Any parent will attest that sometimes it seems like their kids go to bed one night and wake up the next day taller! Children’s bones are still growing, including the bones in their feet and legs. This growth comes from an area of the bone called the growth plate. Until these growth plates close (ossify), the area is susceptible to inflammation, leading to pain. Inflammation of the growth plate is called apophysitis and Sever’s disease is an apophysitis of the heel bone (calcaneus).
Kids are particularly vulnerable to Sever’s disease due to the increased rate of growth in the leg bones leading to tightness of the calf and increased pull on the Achilles tendon and growth plate.
Your child will be more likely to develop Sever’s if:
– They are or have recently experienced a growth spurt
– They are physically active
– They participate in sports such as soccer or football
– They wear unsupportive footwear
– They have tight calf muscles
– They are between the age of 8 and 13
Severs disease will usually involve a combination of the following:
– Pain in the heel during and following physical activity
– Tenderness at the bottom of the calf muscle, along the Achilles tendon
– Tip-toeing to avoid placing load on the heel during walking or running
– Tenderness or stiffness in the heel or leg after sleeping
– Limping, particularly after activity
– Swelling or redness around the back of the heel
Podiatrists at Erko Podiatry diagnose Sever’s disease based on taking a thorough history of the injury and a complete clinical and biomechanical assessment. This will involve:
– Checking of joints and muscles
– Footwear assessment
– Observation of walking (gait analysis)
How to treat Sever's Disease?
After a consultation with your podiatrist a treatment plan will be developed for you. Treatment for this condition may involve:
– Activity modification – reduce activities that aggravate the growth plate such as running and jumping
– Supportive footwear – shoes with a rearfoot to forefoot drop and with adequate shock absorption to assist in managing Achilles load
– Manual therapy / massage to address tightness and reduce load at the Achilles tendon and heel
– Calf stretches addresses tightness and reduce load at the Achilles tendon and heel
– Orthotics to correct biomechanical issues that can assist in decreasing pain and deflecting pressure away from the area of pain
– Heel raises to decrease pressure and tension on the growth plate by raising the heel and calf.

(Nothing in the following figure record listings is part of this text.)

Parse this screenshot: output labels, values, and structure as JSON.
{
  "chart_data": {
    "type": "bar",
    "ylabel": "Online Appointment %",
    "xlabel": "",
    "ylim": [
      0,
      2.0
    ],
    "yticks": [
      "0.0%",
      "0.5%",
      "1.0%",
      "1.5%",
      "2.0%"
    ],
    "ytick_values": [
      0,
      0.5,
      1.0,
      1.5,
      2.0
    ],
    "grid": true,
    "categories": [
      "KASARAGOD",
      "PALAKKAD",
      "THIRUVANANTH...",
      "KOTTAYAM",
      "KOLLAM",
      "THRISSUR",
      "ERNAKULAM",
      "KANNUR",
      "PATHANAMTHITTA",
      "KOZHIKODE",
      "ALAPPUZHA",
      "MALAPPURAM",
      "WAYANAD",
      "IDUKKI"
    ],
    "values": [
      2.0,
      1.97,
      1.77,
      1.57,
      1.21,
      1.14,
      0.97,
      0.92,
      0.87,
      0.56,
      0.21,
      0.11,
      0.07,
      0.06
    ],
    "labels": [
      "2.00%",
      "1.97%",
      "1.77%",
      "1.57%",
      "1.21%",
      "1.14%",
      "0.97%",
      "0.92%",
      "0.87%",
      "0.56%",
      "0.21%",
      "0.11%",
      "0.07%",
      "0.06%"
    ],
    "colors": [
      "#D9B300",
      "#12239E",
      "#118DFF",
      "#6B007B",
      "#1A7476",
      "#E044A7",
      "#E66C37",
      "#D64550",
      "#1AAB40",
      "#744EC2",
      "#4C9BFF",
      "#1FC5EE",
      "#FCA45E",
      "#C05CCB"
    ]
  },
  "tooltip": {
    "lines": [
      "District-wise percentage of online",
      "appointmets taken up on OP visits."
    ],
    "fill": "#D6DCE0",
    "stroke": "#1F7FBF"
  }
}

– Ice helps to reduce inflammation and discomfort
Sever’s disease may flare during periods of increased growth and physical activity and then ease somewhat during quieter periods. The condition will permanently resolve when the growth plate in the child’s heel bone closes, usually around 13-15 years of age.
We recommend a decrease in the amount or intensity of activity until symptoms resolve. It is important that normal sport and activities are not continued if symptoms are being experienced as this may lead to significant damage and bony changes at the growth plate.
Sever’s disease is the common name for calcaneal apophysitis. Apophysitis is an inflammation at or around a growth plate and can occur at various points around the body where growth plates are still open. ‘Calcaneal’ refers to the calcaneus or heel bone.